As you can see from this list, the grim comedy of the club’s bad start is that most of their supporting players are playing good-to-great hockey. If the team’s stars had shown up and performed anywhere near their typical ability, the Flames’ record would be much, much better right now.

  • Arminius

    Regarding the supporting cast and the skilled guys never scoring at the same time. If the Flames played baseball you’d never have the pitching and the batting clicking in the same game.
    Oh the joys of being a Flames fan

  • redwhiteblack

    The skilled players can’t be this bad all year. A few, maybe all, will break out.

    Johnny out could be good. Force the ones not performing to step up.

    Bennett looks lost so far. He is better than what he is showing. Tkachuk however does seems to have a higher ceiling. Kid is a solid asset. Hopefully Bennett becomes a solid asset also but he has not shown it yet.

    Be great if Jank plays himself onto roster as regular later in the year.

    The off season cap space should bring in more skill to fill gap on D and the wing.

    • Jumping Jack Flash

      This will be Bennett’s audition for the top line. I am not sure how much longer Monny stays in the top line he is not getting his shot off anymore which is his greatest weapon. The Backlund line is our best line and should get some PP time especially ou top scorer…Frolik.

      I have been very impressed with Tkachuk….he has some real money moves and creativity that rivals even Johnny. He is perhaps the best player I have seen taking a high pass out of the air without breaking stride. His ceiling seems to be higher than Bennett’s right now.

  • Backburner

    Tkachuk has been the only thing Great about this year. I think if Bennett can get going those two will be very dangerous for this team.

    Honorable mention to Chad Johnson.
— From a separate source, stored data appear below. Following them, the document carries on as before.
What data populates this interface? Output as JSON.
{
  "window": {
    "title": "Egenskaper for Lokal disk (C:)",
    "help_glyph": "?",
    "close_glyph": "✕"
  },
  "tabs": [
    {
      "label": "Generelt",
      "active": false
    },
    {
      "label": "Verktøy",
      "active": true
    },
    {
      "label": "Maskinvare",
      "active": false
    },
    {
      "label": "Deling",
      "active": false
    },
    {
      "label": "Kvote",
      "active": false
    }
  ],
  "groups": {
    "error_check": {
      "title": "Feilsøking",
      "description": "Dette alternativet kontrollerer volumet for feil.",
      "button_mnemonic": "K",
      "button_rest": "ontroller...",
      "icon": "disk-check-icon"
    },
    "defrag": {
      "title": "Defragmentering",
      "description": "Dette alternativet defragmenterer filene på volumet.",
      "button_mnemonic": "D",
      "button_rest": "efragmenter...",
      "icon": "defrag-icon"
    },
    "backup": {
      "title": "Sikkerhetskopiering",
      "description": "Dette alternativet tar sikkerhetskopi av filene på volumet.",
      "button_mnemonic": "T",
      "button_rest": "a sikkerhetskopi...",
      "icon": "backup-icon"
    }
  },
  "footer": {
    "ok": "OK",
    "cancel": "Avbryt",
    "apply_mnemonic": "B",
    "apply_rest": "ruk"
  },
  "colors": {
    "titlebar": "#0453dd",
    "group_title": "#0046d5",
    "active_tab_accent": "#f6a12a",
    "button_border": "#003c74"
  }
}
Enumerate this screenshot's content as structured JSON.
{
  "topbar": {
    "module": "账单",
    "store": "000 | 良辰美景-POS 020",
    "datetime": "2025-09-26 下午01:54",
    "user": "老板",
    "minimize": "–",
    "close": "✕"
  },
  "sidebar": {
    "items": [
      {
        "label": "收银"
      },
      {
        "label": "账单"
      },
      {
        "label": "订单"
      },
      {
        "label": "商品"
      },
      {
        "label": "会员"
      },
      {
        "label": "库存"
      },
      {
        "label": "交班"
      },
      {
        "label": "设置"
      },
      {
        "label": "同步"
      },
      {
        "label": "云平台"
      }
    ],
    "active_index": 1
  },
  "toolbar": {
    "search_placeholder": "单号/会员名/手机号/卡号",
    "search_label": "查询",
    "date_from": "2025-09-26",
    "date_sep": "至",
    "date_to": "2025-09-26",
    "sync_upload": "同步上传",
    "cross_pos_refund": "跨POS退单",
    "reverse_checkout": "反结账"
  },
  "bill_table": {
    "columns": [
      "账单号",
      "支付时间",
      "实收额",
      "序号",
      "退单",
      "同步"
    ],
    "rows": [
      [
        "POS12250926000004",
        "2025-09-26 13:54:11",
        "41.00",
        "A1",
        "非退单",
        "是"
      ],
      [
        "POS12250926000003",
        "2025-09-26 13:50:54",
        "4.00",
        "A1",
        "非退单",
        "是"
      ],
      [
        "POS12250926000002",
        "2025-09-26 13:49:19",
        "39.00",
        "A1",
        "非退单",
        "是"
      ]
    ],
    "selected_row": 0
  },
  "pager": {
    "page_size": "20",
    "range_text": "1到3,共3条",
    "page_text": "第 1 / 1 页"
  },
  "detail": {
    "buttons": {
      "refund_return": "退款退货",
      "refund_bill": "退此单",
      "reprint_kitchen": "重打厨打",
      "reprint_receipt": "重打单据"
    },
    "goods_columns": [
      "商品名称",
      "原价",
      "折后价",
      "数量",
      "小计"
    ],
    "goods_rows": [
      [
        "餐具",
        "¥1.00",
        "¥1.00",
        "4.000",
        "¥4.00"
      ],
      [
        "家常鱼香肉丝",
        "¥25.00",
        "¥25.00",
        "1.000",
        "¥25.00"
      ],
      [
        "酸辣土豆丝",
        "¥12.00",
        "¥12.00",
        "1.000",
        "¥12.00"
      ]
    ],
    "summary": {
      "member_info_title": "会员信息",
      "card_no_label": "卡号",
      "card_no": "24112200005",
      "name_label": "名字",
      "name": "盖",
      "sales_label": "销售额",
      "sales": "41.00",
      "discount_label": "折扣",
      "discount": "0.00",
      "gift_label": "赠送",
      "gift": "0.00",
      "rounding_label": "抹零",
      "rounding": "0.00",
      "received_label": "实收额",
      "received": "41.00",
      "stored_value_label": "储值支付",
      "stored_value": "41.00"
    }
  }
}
I think he has been very solid.

    • Greg

      I was going to add the Chad Johnson one as well. I wasn’t a fan at first (wanted Enroth) but he’s looked solid and were a winning team when he starts. Either Elliot pulls it together or chad will be the starter by year end.

      Also, by my eye, tkachuk is looking like he could end being our best forward out of all the young guys. His only knock is his skating and if that improves, look out!

  • Bean-counting cowboy

    Amazing what consecutive wins can do to perspective… personally I’m starting to hold out hope we might not be out this! Pacific is garbage and EDM is hitting their typical decline and going into a rough stretch of games like the one we faced.

    Key will be Elliot, if he gets it together and the team adheres to the defensive details like they have the past couple… we could go on a nice run here on the road.

    The special teams have to improve just because they can’t get much worse!

    I haven’t given up on this team yet and these 5 bright spots show that if some of our expected bright spots turn things around, we might not be done yet.

  • Derzie

    I stand by my theory that the coaching system is built for hard-working two way players. Backlund is the prototype and he is the core of it all at this point. One-way high skill players are not utilized and/or are suppressed.